Türkiye’de 4 Şubat 2022 tarihinde vizyona girecek olan filmi, bir festivalde izlediyseniz siz ne düşünüyorsunuz? İzledikten sonra yorumlarda buluşalım 💛
Fransa’da Kürtaj
1958 – 1973 yılları arasındaki ekonomik dalgalanma, toplumun ve hukukun kürtaja yönelik bakışında en büyük rolü üstleniyor. Sanayileşmeyle birlikte çekirdek aile oranı artarken bunu; evliliklerin azalması, din adamlarının bekâr kalması, evlilik dışı gebeliklerin artması izliyor. Tüm bu gelişmelerin ardından kilise, kürtaj yasalarıyla daha az ilgilenmeye başlıyor (2012).
Bir yandan kürtaja yönelik baskıcı uygulamalar eleştirilirken bir yandan da bu eleştirilerin yer aldığı gazeteler bir bir kapatılıyor.
68 Mayıs Olayları‘nda Kadın Hakları Mücadelesi ve kadının bedeni üzerinde söz söyleyebilme hakkı güçlü bir ivme kazanıyor. Öyle ki 1940’ların Fransa’sında kadınlar, kürtaj yaptırması dahilinde giyotinle idam ediliyordu.

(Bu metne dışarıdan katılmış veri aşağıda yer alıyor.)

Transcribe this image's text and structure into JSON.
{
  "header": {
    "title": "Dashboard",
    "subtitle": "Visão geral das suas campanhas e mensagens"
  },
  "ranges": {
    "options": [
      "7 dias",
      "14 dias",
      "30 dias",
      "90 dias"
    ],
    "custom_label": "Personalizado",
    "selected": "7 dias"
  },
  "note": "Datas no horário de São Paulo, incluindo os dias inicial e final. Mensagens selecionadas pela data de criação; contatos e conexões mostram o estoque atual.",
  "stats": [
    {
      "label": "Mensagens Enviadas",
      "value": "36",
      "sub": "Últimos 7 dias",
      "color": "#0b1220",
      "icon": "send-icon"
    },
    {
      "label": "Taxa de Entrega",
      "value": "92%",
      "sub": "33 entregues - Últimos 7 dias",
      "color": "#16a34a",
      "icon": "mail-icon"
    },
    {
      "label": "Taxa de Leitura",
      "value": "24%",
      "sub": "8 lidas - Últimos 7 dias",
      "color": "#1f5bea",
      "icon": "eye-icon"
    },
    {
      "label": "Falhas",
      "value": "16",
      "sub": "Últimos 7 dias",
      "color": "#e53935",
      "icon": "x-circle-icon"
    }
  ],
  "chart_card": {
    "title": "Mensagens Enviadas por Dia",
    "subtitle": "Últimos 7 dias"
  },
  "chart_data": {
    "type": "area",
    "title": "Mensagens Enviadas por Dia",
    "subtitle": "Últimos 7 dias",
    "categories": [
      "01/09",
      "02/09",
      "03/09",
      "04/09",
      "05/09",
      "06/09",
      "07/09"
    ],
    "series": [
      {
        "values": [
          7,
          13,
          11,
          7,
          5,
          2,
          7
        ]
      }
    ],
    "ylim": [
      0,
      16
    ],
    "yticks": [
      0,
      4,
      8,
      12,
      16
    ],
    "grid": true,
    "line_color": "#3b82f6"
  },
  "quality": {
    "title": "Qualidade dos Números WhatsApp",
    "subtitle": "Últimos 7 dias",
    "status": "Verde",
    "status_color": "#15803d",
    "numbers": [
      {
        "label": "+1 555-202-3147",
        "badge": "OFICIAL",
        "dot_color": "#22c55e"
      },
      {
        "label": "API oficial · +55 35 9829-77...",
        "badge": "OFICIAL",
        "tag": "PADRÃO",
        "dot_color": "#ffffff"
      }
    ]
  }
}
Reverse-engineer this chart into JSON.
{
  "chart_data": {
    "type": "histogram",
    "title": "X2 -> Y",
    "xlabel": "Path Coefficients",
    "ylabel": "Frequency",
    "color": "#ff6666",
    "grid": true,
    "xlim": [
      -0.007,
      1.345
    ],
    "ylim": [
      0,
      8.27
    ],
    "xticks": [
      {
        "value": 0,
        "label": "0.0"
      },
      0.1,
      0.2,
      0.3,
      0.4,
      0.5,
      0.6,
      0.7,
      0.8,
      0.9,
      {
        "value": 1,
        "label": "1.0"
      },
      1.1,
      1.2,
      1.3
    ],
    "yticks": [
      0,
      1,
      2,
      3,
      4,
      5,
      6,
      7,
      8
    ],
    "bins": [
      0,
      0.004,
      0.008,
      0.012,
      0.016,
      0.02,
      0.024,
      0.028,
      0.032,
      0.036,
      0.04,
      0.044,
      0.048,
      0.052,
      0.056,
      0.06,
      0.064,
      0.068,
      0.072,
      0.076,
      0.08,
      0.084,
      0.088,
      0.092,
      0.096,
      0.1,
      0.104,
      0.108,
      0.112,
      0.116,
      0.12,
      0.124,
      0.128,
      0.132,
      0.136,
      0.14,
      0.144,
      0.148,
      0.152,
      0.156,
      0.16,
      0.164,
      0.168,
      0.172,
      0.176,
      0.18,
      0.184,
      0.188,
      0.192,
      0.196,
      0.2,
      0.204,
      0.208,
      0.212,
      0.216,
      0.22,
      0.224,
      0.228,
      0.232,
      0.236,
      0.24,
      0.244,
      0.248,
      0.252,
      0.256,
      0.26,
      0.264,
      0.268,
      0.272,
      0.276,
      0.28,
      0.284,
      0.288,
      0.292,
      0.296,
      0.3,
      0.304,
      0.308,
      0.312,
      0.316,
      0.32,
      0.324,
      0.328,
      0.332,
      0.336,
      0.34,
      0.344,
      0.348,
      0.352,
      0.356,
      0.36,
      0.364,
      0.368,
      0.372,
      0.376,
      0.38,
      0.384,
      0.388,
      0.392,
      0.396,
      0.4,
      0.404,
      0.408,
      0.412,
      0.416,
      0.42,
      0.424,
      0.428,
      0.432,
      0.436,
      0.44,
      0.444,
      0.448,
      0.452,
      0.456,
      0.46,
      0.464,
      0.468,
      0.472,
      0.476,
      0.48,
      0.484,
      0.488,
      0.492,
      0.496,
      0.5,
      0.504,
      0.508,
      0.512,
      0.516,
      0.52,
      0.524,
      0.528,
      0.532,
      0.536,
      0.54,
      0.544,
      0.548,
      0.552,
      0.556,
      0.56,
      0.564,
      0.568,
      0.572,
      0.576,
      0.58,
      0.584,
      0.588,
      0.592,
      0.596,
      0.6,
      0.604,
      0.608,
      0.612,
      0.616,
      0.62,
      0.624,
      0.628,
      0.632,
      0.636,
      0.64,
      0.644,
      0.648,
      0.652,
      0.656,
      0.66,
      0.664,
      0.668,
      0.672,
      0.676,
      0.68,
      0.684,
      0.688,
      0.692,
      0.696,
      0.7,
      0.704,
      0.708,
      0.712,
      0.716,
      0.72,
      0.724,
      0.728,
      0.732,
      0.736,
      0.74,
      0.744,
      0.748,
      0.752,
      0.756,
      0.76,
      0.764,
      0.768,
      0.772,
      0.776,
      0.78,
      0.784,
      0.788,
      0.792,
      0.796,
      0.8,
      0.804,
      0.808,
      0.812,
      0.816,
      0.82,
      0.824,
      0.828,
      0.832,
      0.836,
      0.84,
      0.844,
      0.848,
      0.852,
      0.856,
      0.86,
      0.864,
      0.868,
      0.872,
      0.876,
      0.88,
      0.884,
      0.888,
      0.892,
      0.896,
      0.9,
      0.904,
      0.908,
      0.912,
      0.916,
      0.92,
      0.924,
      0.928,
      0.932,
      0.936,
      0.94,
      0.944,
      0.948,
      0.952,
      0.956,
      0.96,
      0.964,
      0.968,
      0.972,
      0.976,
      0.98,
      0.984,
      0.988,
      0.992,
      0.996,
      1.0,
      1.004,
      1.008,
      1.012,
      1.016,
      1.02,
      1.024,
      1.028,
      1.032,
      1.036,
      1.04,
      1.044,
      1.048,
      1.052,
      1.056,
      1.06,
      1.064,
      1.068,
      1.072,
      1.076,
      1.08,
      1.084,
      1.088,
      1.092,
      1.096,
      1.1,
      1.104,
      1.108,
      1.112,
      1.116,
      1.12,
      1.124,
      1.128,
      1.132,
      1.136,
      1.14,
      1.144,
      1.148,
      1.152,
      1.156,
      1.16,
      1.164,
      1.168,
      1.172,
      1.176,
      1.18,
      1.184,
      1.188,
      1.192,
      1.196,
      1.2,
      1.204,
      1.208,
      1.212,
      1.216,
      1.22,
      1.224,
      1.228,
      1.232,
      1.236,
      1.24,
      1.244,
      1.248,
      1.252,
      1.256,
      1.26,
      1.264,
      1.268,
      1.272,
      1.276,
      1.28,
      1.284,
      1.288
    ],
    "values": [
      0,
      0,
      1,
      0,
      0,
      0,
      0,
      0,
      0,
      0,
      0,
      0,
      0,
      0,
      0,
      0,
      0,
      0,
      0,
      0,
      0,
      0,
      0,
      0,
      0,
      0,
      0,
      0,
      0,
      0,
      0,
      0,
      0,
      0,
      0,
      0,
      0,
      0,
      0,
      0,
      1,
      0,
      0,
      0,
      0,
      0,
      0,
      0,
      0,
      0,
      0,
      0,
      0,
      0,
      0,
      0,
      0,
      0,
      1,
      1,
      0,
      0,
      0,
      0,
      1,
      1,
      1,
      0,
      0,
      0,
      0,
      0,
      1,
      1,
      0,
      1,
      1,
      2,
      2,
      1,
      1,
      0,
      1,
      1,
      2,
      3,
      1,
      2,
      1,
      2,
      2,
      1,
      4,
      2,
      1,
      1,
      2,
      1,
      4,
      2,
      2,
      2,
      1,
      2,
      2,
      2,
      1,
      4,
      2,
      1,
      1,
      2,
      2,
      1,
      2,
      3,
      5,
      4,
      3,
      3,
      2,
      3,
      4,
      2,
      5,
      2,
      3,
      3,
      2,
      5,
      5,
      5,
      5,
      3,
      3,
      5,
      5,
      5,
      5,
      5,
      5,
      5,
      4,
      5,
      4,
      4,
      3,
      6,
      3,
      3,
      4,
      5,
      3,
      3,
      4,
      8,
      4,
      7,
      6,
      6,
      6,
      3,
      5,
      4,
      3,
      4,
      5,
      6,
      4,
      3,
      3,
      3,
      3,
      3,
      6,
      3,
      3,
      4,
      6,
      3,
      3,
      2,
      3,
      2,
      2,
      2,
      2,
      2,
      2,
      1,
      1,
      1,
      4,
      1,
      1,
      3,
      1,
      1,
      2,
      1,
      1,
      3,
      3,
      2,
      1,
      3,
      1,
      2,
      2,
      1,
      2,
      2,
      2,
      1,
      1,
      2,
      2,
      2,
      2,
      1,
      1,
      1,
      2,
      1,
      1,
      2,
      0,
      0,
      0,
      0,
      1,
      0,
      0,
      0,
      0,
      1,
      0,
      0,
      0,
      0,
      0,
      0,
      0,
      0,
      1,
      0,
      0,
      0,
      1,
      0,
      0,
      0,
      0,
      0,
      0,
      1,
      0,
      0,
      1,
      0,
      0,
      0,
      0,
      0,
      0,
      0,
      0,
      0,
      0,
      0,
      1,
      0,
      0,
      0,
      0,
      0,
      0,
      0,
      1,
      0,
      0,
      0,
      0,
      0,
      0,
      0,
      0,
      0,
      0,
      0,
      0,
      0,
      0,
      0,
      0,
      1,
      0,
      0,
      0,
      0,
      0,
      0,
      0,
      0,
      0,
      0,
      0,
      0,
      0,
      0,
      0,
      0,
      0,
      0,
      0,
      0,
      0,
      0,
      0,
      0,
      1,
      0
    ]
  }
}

O günden bugüne kimi bireysel özgürlüklerin artışına tanıklık etsek de Fransa’da hâlen üreme sağlığıyla ilgili cinsel eşitsizlikler, varlığını sürdürüyor. (2012)
Fransız yazar ve feminist Simone de Beauvoir ise tüm bu yaşananlara ilişkin şunları söylüyor:
“Kadınlar, mahkûm edildikleri gizlilik zorunluluğu nedeniyle tehlikeli koşullarda kürtaj yaptırmak zorunda kalıyor. Sayıları milyonları bulan bu kadınların sorunu hasıraltı ediliyor. Ben, onlardan biri olduğumu ilan ediyorum. Kürtaj yaptırdığımı açıkça beyan ediyorum. Aynı şekilde, oral kontraseptiflere erişimin serbest ve meşru hâle getirilmesini savunuyor ve ücretsiz kürtaj hakkının arkasında duruyorum.”
Bu konuda daha detaylı okumalar yapmak isterseniz şu iki makaleye göz atabilirsiniz:
- Tarihsel ve Toplumsal Bağlamda Kürtaj
- Ülkelere Göre Kürtaja Yönelik Yasal Düzenlemelere Genel Bir Bakış
Bonus
2020 yapımı Never Rarely Sometimes Always de 17 yaşındaki Autumn’un yaşadığı istenmeyen gebelik çerçevesinde ilerliyor.
Çevresinin desteğini alamamak yönünden L’événement‘e çok benzeyen film, aynı yıl eleştirmenlerin yoğun ilgisini toplamayı başarıyor.
1 saat 41 dakika olan bu filmi de izlemenizi tavsiye ediyorum. Daha nice festival filmlerine!
Bir sonraki yazıda görüşmek üzere, hoş kalın,
Ece 🌼
Kaynakça
Özkan Ö, Mert K (2012). Tarihsel ve toplumsal bağlamda fransa’da kürtaj. Toplum ve Hekim, 27 (6), 403 – 417.